Si alguna de las acciones que llevó a cabo César en su carrera merece el nombre de genocidio, seguramente sea esta. Pero antes de levantar las manos al cielo escandalizados, pensemos que en la Antigüedad se produjeron muchos otros genocidios y que de algunos pueblos exterminados ni siquiera tenemos noticia, como si jamás hubieran existido. ¿Cuántas tribus galas cuyo nombre no conocemos debieron desaparecer durante los siglos anteriores a la conquista romana aniquiladas por vecinos más poderosos?
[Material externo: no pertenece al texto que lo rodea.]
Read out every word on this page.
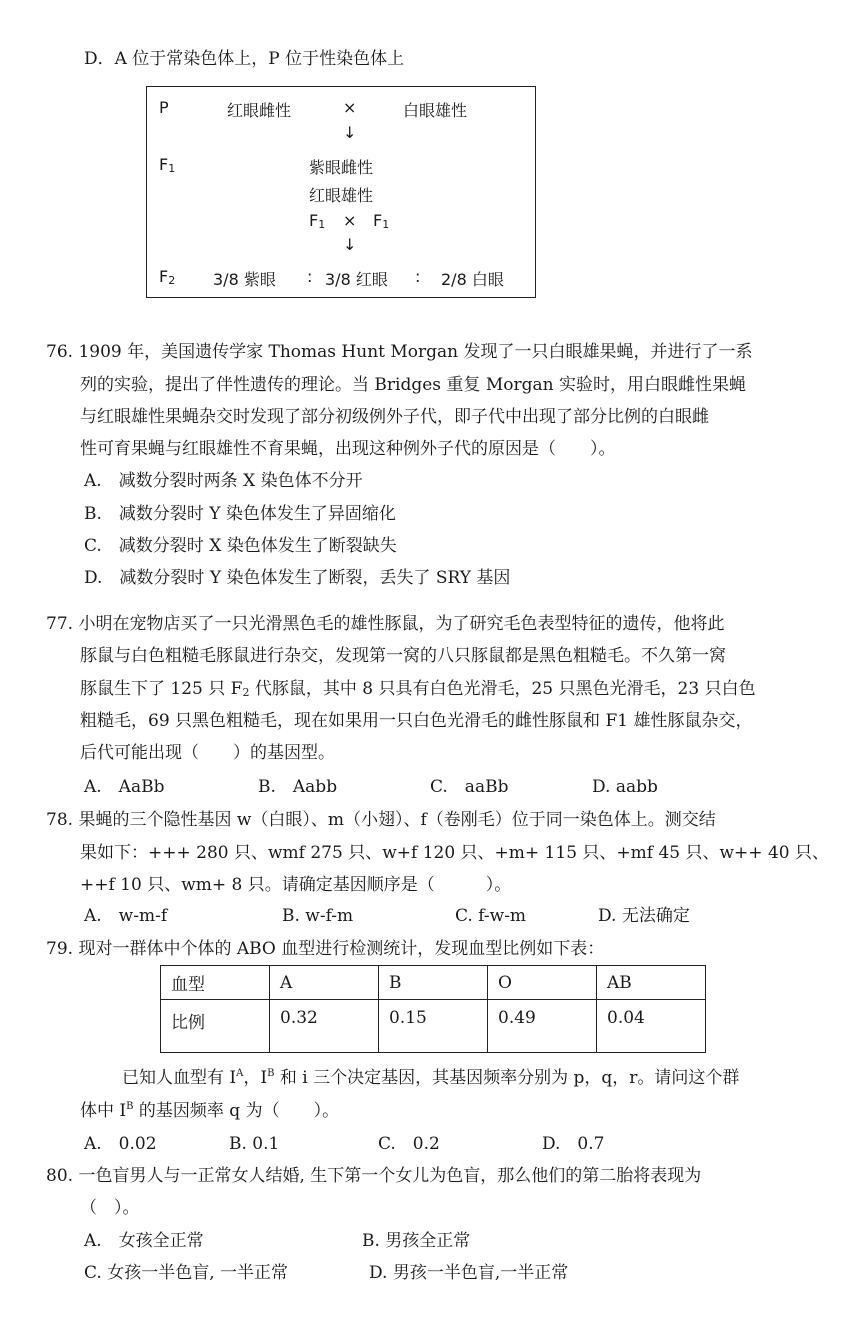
D．A 位于常染色体上，P 位于性染色体上
P	红眼雌性	×	白眼雄性
↓
$F_1$	紫眼雌性
红眼雄性
$F_1 \times F_1$
↓
$F_2$ 3/8 紫眼 : 3/8 红眼 : 2/8 白眼
76. 1909 年，美国遗传学家 Thomas Hunt Morgan 发现了一只白眼雄果蝇，并进行了一系
列的实验，提出了伴性遗传的理论。当 Bridges 重复 Morgan 实验时，用白眼雌性果蝇
与红眼雄性果蝇杂交时发现了部分初级例外子代，即子代中出现了部分比例的白眼雌
性可育果蝇与红眼雄性不育果蝇，出现这种例外子代的原因是（　　）。
A.　减数分裂时两条 X 染色体不分开
B.　减数分裂时 Y 染色体发生了异固缩化
C.　减数分裂时 X 染色体发生了断裂缺失
D.　减数分裂时 Y 染色体发生了断裂，丢失了 SRY 基因
77. 小明在宠物店买了一只光滑黑色毛的雄性豚鼠，为了研究毛色表型特征的遗传，他将此
豚鼠与白色粗糙毛豚鼠进行杂交，发现第一窝的八只豚鼠都是黑色粗糙毛。不久第一窝
豚鼠生下了 125 只 $F_2$ 代豚鼠，其中 8 只具有白色光滑毛，25 只黑色光滑毛，23 只白色
粗糙毛，69 只黑色粗糙毛，现在如果用一只白色光滑毛的雌性豚鼠和 F1 雄性豚鼠杂交，
后代可能出现（　　）的基因型。
A.　AaBb	B.　Aabb	C.　aaBb	D. aabb
78. 果蝇的三个隐性基因 w（白眼）、m（小翅）、f（卷刚毛）位于同一染色体上。测交结
果如下：+++ 280 只、wmf 275 只、w+f 120 只、+m+ 115 只、+mf 45 只、w++ 40 只、
++f 10 只、wm+ 8 只。请确定基因顺序是（　　　）。
A.　w-m-f	B. w-f-m	C. f-w-m	D. 无法确定
79. 现对一群体中个体的 ABO 血型进行检测统计，发现血型比例如下表：
血型	A	B	O	AB
比例	0.32	0.15	0.49	0.04
已知人血型有 $I^A$，$I^B$ 和 i 三个决定基因，其基因频率分别为 p，q，r。请问这个群
体中 $I^B$ 的基因频率 q 为（　　）。
A.　0.02	B. 0.1	C.　0.2	D.　0.7
80. 一色盲男人与一正常女人结婚, 生下第一个女儿为色盲，那么他们的第二胎将表现为
（　）。
A.　女孩全正常	B. 男孩全正常
C. 女孩一半色盲, 一半正常	D. 男孩一半色盲,一半正常
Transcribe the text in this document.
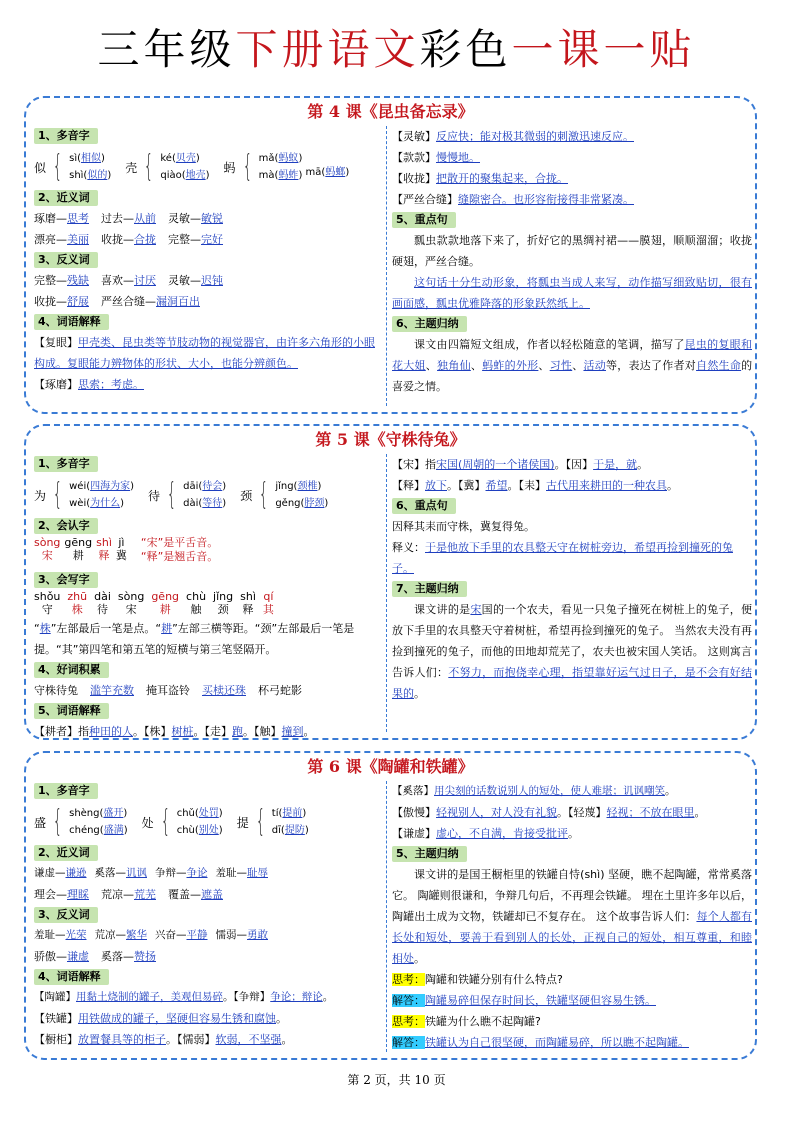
三年级下册语文彩色一课一贴
第 4 课《昆虫备忘录》
1、多音字
似 { sì(相似)
shì(似的)
壳 { ké(贝壳)
qiào(地壳)
蚂 { mǎ(蚂蚁)
mà(蚂蚱) mā(蚂螂)
2、近义词
琢磨—思考 过去—从前 灵敏—敏锐
漂亮—美丽 收拢—合拢 完整—完好
3、反义词
完整—残缺 喜欢—讨厌 灵敏—迟钝
收拢—舒展 严丝合缝—漏洞百出
4、词语解释
【复眼】甲壳类、昆虫类等节肢动物的视觉器官，由许多六角形的小眼构成。复眼能力辨物体的形状、大小，也能分辨颜色。
【琢磨】思索；考虑。
【灵敏】反应快；能对极其微弱的刺激迅速反应。
【款款】慢慢地。
【收拢】把散开的聚集起来，合拢。
【严丝合缝】缝隙密合。也形容衔接得非常紧凑。
5、重点句
瓢虫款款地落下来了，折好它的黑绸衬裙——膜翅，顺顺溜溜；收拢硬翅，严丝合缝。
这句话十分生动形象，将瓢虫当成人来写，动作描写细致贴切，很有画面感，瓢虫优雅降落的形象跃然纸上。
6、主题归纳
课文由四篇短文组成，作者以轻松随意的笔调，描写了昆虫的复眼和花大姐、独角仙、蚂蚱的外形、习性、活动等，表达了作者对自然生命的喜爱之情。
第 5 课《守株待兔》
1、多音字
为 { wéi(四海为家)
wèi(为什么)
待 { dāi(待会)
dài(等待)
颈 { jǐng(颈椎)
gěng(脖颈)
2、会认字
sòng
宋
gēng
耕
shì
释
jì
冀
“宋”是平舌音。
“释”是翘舌音。
3、会写字
shǒu
守
zhū
株
dài
待
sòng
宋
gēng
耕
chù
触
jǐng
颈
shì
释
qí
其
“株”左部最后一笔是点。“耕”左部三横等距。“颈”左部最后一笔是提。“其”第四笔和第五笔的短横与第三笔竖隔开。
4、好词积累
守株待兔 滥竽充数 掩耳盗铃 买椟还珠 杯弓蛇影
5、词语解释
【耕者】指种田的人。【株】树桩。【走】跑。【触】撞到。
【宋】指宋国(周朝的一个诸侯国)。【因】于是，就。
【释】放下。【冀】希望。【耒】古代用来耕田的一种农具。
6、重点句
因释其耒而守株，冀复得兔。
释义：于是他放下手里的农具整天守在树桩旁边，希望再捡到撞死的兔子。
7、主题归纳
课文讲的是宋国的一个农夫，看见一只兔子撞死在树桩上的兔子，便放下手里的农具整天守着树桩，希望再捡到撞死的兔子。 当然农夫没有再捡到撞死的兔子，而他的田地却荒芜了，农夫也被宋国人笑话。 这则寓言告诉人们：不努力，而抱侥幸心理，指望靠好运气过日子，是不会有好结果的。
第 6 课《陶罐和铁罐》
1、多音字
盛 { shèng(盛开)
chéng(盛满)
处 { chǔ(处罚)
chù(别处)
提 { tí(提前)
dī(提防)
2、近义词
谦虚—谦逊 奚落—讥讽 争辩—争论 羞耻—耻辱
理会—理睬 荒凉—荒芜 覆盖—遮盖
3、反义词
羞耻—光荣 荒凉—繁华 兴奋—平静 懦弱—勇敢
骄傲—谦虚 奚落—赞扬
4、词语解释
【陶罐】用黏土烧制的罐子，美观但易碎。【争辩】争论；辩论。
【铁罐】用铁做成的罐子，坚硬但容易生锈和腐蚀。
【橱柜】放置餐具等的柜子。【懦弱】软弱，不坚强。
【奚落】用尖刻的话数说别人的短处，使人难堪；讥讽嘲笑。
【傲慢】轻视别人，对人没有礼貌。【轻蔑】轻视；不放在眼里。
【谦虚】虚心，不自满，肯接受批评。
5、主题归纳
课文讲的是国王橱柜里的铁罐自恃(shì) 坚硬，瞧不起陶罐，常常奚落它。 陶罐则很谦和，争辩几句后，不再理会铁罐。 埋在土里许多年以后，陶罐出土成为文物，铁罐却已不复存在。 这个故事告诉人们：每个人都有长处和短处，要善于看到别人的长处，正视自己的短处，相互尊重，和睦相处。
思考：陶罐和铁罐分别有什么特点?
解答：陶罐易碎但保存时间长，铁罐坚硬但容易生锈。
思考：铁罐为什么瞧不起陶罐?
解答：铁罐认为自己很坚硬，而陶罐易碎，所以瞧不起陶罐。
第 2 页，共 10 页
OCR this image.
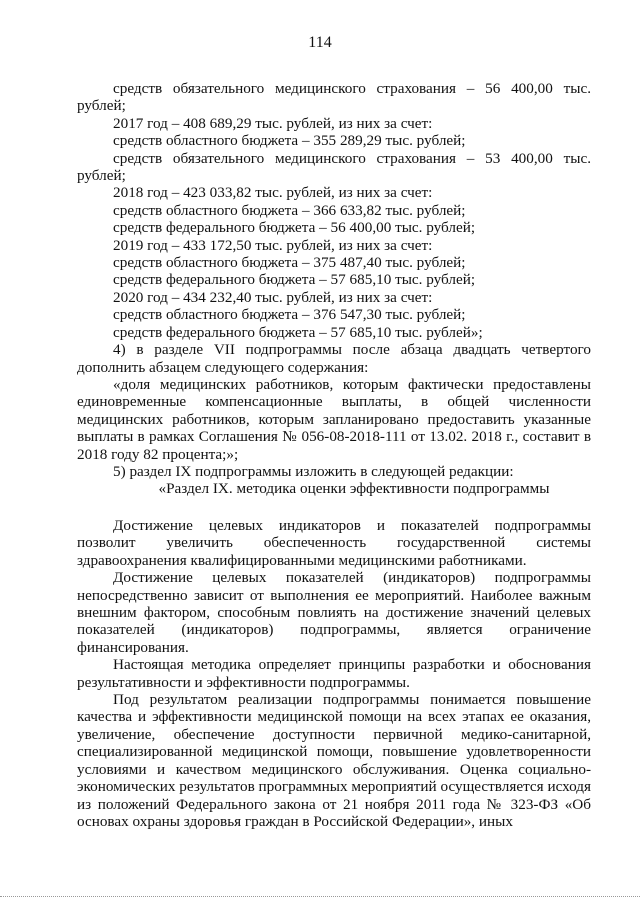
114

средств обязательного медицинского страхования – 56 400,00 тыс. рублей;

2017 год – 408 689,29 тыс. рублей, из них за счет:

средств областного бюджета – 355 289,29 тыс. рублей;

средств обязательного медицинского страхования – 53 400,00 тыс. рублей;

2018 год – 423 033,82 тыс. рублей, из них за счет:

средств областного бюджета – 366 633,82 тыс. рублей;

средств федерального бюджета – 56 400,00 тыс. рублей;

2019 год – 433 172,50 тыс. рублей, из них за счет:

средств областного бюджета – 375 487,40 тыс. рублей;

средств федерального бюджета – 57 685,10 тыс. рублей;

2020 год – 434 232,40 тыс. рублей, из них за счет:

средств областного бюджета – 376 547,30 тыс. рублей;

средств федерального бюджета – 57 685,10 тыс. рублей»;

4) в разделе VII подпрограммы после абзаца двадцать четвертого дополнить абзацем следующего содержания:

«доля медицинских работников, которым фактически предоставлены единовременные компенсационные выплаты, в общей численности медицинских работников, которым запланировано предоставить указанные выплаты в рамках Соглашения № 056-08-2018-111 от 13.02. 2018 г., составит в 2018 году 82 процента;»;

5) раздел IX подпрограммы изложить в следующей редакции:

«Раздел IX. методика оценки эффективности подпрограммы

Достижение целевых индикаторов и показателей подпрограммы позволит увеличить обеспеченность государственной системы здравоохранения квалифицированными медицинскими работниками.

Достижение целевых показателей (индикаторов) подпрограммы непосредственно зависит от выполнения ее мероприятий. Наиболее важным внешним фактором, способным повлиять на достижение значений целевых показателей (индикаторов) подпрограммы, является ограничение финансирования.

Настоящая методика определяет принципы разработки и обоснования результативности и эффективности подпрограммы.

Под результатом реализации подпрограммы понимается повышение качества и эффективности медицинской помощи на всех этапах ее оказания, увеличение, обеспечение доступности первичной медико-санитарной, специализированной медицинской помощи, повышение удовлетворенности условиями и качеством медицинского обслуживания. Оценка социально-экономических результатов программных мероприятий осуществляется исходя из положений Федерального закона от 21 ноября 2011 года № 323-ФЗ «Об основах охраны здоровья граждан в Российской Федерации», иных
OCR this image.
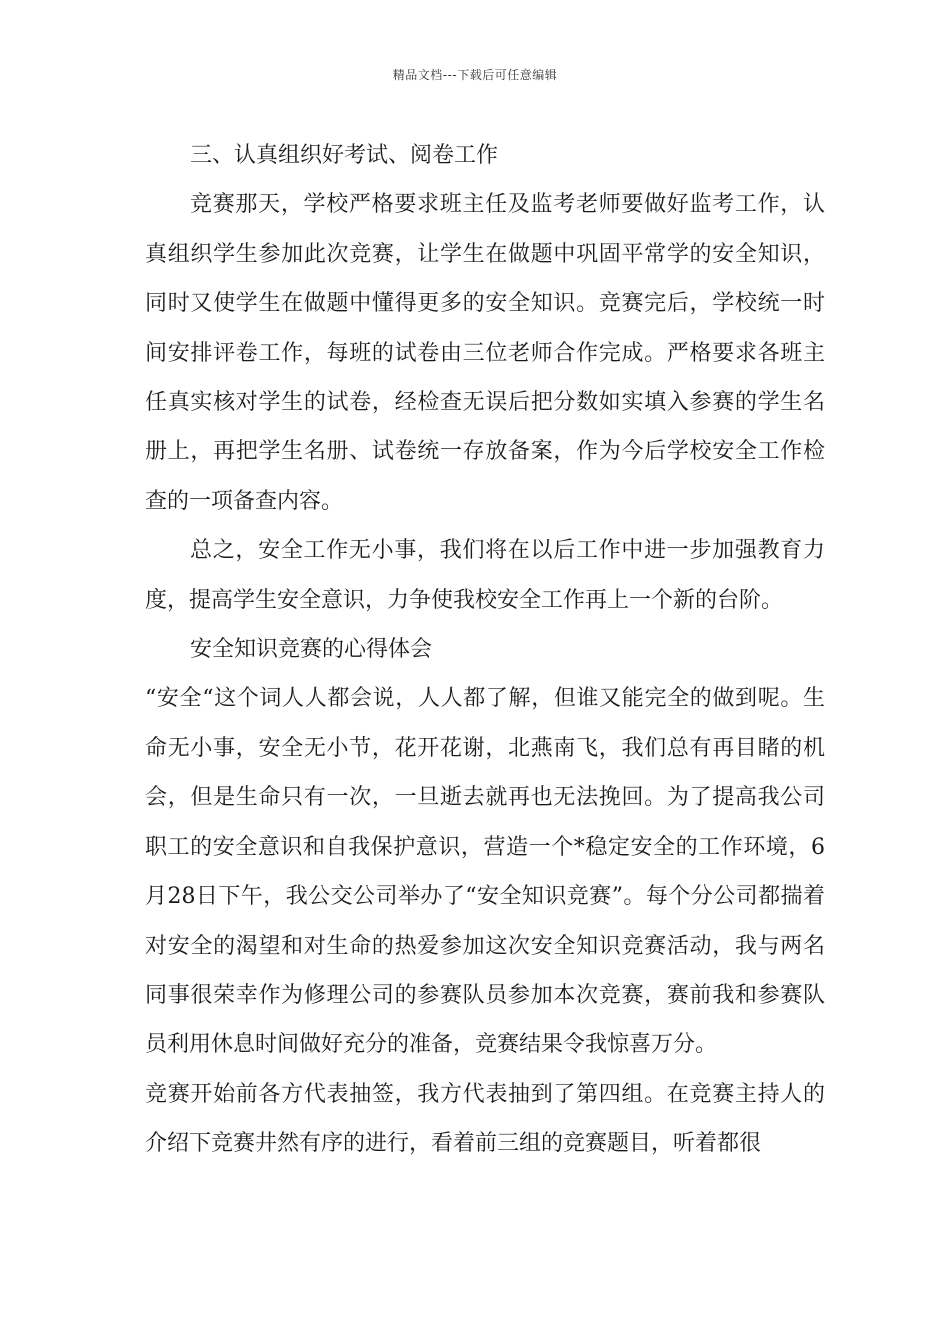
精品文档---下载后可任意编辑

三、认真组织好考试、阅卷工作

竞赛那天，学校严格要求班主任及监考老师要做好监考工作，认真组织学生参加此次竞赛，让学生在做题中巩固平常学的安全知识，同时又使学生在做题中懂得更多的安全知识。竞赛完后，学校统一时间安排评卷工作，每班的试卷由三位老师合作完成。严格要求各班主任真实核对学生的试卷，经检查无误后把分数如实填入参赛的学生名册上，再把学生名册、试卷统一存放备案，作为今后学校安全工作检查的一项备查内容。

总之，安全工作无小事，我们将在以后工作中进一步加强教育力度，提高学生安全意识，力争使我校安全工作再上一个新的台阶。

安全知识竞赛的心得体会

“安全“这个词人人都会说，人人都了解，但谁又能完全的做到呢。生命无小事，安全无小节，花开花谢，北燕南飞，我们总有再目睹的机会，但是生命只有一次，一旦逝去就再也无法挽回。为了提高我公司职工的安全意识和自我保护意识，营造一个*稳定安全的工作环境，6月28日下午，我公交公司举办了“安全知识竞赛”。每个分公司都揣着对安全的渴望和对生命的热爱参加这次安全知识竞赛活动，我与两名同事很荣幸作为修理公司的参赛队员参加本次竞赛，赛前我和参赛队员利用休息时间做好充分的准备，竞赛结果令我惊喜万分。

竞赛开始前各方代表抽签，我方代表抽到了第四组。在竞赛主持人的介绍下竞赛井然有序的进行，看着前三组的竞赛题目，听着都很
No hay forma de saberlo.

La venganza de César no fue completa: Ambiórix, el principal culpable de la emboscada contra Sabino y Cota, logró escapar cruzando el Rin con sus allegados, algo que sin duda frustró a César. No obstante, conociendo su natural atildado, es de suponer que ya se había sentido lo bastante satisfecho con las represalias como para cortarse el pelo y afeitarse la barba.

Al final del verano, César convocó otro consejo tribal, en esta ocasión en Durocortoro, en el territorio de los remos (la actual Reims). Allí juzgó a Acón, el caudillo al que consideraba culpable de la rebelión de los senones y los carnutos. Tras declararlo culpable, lo sentenció a la bárbara pena del
fustuarium
, ser azotado hasta la muerte y después decapitado.

La idea era sembrar el temor en los corazones de otros posibles rebeldes. En parte lo consiguió, porque muchos huyeron directamente antes de que nadie pudiera acusarlos, y César los declaró fuera de la ley.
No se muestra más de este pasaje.